In short, focus on customers money from day one. Not just that, deliver results and value. If you do that, you will stay in business, no matter how bad things get, till when investors eventually come so you can expand. But if you focus on investors money from day one, you may not get customers. You may not even get investors and if you’re not careful, you will be out of business.

Three lessons he learnt from starting his first business at 18.

He started his first business at 18

1. Starting small is one of the best things that can happen to you.

For an entrepreneur, the elevator is not the best way up, the staircase is way better. The lessons, the mistakes, the people, the losses and those moments you feel like quiting are the most important moments of your entrepreneurial journey. Missing your steps, falling over and start again prepares you the tough times ahead.

2. You can never get it right at first

There’s absolutely nothing wrong if you suck as a starter, entrepreneurship is a journey, one you should try and enjoy as you grow and learn new things. Look at Google today and compare it to Google of 2001. Suck your way to greatness. Most of the worlds best businesses sucked when they first started.

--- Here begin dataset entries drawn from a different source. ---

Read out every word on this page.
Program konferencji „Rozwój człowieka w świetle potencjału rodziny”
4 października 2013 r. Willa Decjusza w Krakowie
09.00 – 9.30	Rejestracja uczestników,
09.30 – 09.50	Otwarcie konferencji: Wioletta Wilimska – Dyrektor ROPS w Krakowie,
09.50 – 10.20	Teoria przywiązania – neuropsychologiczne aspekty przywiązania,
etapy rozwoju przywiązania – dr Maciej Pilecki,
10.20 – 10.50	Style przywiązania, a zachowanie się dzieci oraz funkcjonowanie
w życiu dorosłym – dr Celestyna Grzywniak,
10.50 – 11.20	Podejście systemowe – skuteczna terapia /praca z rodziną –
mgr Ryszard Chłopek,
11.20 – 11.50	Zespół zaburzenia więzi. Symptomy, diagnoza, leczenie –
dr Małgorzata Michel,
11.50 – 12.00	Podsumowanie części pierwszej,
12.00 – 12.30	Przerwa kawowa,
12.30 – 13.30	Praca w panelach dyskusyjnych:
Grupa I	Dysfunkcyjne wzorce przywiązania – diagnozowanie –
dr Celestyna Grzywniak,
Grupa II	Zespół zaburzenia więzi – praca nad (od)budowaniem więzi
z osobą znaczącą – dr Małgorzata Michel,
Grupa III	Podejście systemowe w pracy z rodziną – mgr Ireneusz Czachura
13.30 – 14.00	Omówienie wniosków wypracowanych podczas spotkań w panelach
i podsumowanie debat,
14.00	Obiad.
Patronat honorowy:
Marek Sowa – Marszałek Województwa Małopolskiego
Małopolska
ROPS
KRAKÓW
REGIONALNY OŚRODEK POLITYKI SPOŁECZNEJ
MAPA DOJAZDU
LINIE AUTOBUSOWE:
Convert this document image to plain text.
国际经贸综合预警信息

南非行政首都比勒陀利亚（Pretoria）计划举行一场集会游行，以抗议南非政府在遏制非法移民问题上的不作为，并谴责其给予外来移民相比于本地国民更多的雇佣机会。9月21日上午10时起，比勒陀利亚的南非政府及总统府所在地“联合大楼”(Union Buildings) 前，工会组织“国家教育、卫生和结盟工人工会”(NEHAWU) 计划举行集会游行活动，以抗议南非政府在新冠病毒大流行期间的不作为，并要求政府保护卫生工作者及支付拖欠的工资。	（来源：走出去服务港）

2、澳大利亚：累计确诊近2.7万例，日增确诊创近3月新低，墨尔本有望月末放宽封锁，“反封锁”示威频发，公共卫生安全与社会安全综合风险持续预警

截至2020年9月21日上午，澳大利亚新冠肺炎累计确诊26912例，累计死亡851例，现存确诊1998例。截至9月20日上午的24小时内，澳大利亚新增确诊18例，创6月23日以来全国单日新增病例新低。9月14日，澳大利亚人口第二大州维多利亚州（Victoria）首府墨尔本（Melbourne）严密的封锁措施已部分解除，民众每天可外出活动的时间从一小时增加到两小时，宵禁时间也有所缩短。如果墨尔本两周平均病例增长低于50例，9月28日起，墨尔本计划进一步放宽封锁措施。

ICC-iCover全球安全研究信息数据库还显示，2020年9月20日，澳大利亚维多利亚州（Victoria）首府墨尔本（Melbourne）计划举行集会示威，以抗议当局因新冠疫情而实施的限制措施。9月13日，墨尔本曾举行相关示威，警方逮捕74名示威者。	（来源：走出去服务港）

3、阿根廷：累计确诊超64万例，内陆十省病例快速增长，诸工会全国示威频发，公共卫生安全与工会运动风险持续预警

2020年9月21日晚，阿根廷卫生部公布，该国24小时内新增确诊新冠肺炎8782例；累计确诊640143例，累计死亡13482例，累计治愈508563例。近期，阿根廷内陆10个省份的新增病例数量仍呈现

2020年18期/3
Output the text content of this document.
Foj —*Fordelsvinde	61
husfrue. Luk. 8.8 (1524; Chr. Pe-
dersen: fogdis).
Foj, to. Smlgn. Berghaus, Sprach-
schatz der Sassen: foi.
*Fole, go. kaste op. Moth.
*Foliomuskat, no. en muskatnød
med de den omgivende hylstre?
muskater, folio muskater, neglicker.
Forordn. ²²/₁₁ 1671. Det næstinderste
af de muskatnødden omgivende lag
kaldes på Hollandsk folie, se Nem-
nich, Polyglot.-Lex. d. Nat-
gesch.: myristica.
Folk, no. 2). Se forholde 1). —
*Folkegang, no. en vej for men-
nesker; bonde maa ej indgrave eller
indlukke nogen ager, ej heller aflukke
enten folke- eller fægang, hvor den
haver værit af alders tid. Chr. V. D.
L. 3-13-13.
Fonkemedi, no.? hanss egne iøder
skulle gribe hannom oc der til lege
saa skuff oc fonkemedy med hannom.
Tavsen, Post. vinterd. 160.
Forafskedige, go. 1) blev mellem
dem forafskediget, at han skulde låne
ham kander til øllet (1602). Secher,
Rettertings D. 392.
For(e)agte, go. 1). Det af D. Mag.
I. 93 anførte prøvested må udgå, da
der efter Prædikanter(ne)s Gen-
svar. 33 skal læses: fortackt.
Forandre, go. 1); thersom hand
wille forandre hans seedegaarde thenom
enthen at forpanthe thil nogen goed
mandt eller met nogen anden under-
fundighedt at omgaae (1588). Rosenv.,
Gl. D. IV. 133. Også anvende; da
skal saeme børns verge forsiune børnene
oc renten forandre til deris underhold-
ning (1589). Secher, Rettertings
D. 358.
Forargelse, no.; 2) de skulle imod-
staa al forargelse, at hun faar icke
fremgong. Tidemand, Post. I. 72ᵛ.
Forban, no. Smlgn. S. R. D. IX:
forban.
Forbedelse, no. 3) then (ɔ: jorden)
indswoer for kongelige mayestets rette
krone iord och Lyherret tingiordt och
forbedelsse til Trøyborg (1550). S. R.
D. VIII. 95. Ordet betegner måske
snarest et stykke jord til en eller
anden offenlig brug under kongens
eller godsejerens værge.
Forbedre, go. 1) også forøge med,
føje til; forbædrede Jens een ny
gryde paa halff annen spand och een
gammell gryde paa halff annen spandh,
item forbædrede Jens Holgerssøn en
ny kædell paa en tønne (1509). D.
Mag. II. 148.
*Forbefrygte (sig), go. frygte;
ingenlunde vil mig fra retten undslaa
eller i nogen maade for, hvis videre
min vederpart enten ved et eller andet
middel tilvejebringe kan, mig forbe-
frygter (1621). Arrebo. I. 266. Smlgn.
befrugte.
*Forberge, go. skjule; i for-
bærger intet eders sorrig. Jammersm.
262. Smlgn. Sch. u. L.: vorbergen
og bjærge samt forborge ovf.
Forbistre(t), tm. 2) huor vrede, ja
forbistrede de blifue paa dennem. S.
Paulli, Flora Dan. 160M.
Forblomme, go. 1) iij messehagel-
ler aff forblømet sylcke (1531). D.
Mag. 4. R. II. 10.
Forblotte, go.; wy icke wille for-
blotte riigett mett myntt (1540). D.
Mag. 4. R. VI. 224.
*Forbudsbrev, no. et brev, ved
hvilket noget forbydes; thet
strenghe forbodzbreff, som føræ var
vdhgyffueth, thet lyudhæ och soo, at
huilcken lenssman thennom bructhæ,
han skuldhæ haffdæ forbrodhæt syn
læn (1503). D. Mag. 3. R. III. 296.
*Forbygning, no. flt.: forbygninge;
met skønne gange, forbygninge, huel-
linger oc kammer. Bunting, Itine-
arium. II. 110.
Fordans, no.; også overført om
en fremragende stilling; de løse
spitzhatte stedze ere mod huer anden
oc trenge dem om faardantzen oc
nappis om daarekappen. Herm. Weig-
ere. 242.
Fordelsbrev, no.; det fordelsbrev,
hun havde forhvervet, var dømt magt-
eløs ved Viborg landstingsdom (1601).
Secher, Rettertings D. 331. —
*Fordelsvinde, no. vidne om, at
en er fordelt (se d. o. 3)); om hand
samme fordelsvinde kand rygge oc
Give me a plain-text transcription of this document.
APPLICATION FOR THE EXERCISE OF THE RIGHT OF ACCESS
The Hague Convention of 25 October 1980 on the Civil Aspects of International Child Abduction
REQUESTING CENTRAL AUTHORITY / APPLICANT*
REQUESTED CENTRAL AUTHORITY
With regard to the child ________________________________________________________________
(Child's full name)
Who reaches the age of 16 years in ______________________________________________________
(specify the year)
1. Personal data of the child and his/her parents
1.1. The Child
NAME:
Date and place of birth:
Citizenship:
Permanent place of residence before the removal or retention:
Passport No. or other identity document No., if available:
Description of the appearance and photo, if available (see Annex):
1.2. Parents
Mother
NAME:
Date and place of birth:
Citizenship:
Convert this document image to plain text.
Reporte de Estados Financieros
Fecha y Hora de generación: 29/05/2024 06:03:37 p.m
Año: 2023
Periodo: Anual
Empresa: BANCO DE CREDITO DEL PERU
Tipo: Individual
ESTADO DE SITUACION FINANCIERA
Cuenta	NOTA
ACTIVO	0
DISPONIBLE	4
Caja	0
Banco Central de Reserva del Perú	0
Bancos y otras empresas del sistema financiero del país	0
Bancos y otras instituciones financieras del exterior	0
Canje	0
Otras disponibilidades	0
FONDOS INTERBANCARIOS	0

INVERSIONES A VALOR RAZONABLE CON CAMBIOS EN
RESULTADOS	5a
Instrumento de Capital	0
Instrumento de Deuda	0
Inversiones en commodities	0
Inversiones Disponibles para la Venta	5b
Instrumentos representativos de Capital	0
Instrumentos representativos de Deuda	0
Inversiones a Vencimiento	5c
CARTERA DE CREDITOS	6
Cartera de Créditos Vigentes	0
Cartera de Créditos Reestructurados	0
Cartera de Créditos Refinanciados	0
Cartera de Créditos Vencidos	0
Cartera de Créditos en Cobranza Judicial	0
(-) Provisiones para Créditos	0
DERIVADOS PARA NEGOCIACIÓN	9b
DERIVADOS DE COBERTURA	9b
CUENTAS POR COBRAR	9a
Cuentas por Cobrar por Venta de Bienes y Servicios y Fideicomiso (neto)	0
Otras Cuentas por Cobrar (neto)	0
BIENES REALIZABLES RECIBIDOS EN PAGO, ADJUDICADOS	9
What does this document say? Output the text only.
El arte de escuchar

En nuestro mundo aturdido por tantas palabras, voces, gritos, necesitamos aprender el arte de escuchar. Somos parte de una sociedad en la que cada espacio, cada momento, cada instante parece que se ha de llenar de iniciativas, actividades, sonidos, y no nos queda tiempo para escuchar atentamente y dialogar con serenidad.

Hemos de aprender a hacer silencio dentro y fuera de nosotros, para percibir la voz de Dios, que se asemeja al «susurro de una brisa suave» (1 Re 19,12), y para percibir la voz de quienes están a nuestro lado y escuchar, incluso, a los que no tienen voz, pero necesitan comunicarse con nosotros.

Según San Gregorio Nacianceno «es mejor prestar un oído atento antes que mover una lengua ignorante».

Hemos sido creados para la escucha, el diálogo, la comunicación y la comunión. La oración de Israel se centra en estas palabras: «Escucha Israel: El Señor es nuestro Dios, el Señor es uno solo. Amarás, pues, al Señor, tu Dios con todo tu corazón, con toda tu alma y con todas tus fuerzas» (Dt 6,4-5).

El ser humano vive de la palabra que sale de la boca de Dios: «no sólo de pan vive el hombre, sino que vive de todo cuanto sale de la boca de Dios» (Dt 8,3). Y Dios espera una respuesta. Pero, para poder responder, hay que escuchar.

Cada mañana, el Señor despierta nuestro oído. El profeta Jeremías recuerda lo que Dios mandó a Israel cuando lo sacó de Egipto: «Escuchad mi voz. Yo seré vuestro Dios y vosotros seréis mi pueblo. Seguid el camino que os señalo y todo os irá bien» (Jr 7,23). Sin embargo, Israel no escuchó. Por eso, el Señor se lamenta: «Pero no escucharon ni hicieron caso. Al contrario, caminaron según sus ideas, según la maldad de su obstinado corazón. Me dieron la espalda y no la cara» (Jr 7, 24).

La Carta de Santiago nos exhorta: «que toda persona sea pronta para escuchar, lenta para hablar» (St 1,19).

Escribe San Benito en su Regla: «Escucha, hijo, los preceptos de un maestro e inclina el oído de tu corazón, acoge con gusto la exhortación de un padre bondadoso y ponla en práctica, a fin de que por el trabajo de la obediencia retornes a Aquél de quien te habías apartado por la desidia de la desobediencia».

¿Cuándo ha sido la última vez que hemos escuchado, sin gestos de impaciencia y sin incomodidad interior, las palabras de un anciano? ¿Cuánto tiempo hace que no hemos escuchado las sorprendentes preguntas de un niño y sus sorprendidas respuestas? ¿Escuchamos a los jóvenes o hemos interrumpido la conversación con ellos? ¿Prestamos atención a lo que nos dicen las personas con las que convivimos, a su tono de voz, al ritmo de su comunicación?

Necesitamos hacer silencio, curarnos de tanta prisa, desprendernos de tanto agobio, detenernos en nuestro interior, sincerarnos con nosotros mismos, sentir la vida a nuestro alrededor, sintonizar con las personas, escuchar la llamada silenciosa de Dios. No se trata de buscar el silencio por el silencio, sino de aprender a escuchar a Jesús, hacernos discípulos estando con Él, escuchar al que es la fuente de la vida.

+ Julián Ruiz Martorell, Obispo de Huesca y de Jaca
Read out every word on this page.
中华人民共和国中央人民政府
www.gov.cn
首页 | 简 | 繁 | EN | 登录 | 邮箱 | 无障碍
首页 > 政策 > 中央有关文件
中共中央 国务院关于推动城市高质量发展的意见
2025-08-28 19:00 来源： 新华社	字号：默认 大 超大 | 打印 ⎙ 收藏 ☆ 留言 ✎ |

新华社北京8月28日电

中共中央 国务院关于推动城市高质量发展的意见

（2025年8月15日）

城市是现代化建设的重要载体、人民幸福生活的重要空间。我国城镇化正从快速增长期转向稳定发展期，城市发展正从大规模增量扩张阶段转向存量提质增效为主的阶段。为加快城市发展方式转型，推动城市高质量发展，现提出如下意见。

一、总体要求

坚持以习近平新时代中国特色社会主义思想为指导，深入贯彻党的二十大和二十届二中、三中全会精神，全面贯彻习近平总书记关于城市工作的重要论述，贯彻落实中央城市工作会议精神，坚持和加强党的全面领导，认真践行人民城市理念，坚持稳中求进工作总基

3. If you don’t understand people, you can’t understand business

In 2002 when I started hand-made cards and was selling them in UNILAG, little did I know I will be founding a startup in 2014 with one of my best customers back then. As entrepreneur, we will meet people as we build our businesses and some of them will matter to us in the future. Learning to build good relationships with everyone we meet will go along way in helping us achieve our goals. Everything about business is about people, except if you are selling to Aliens in Mars.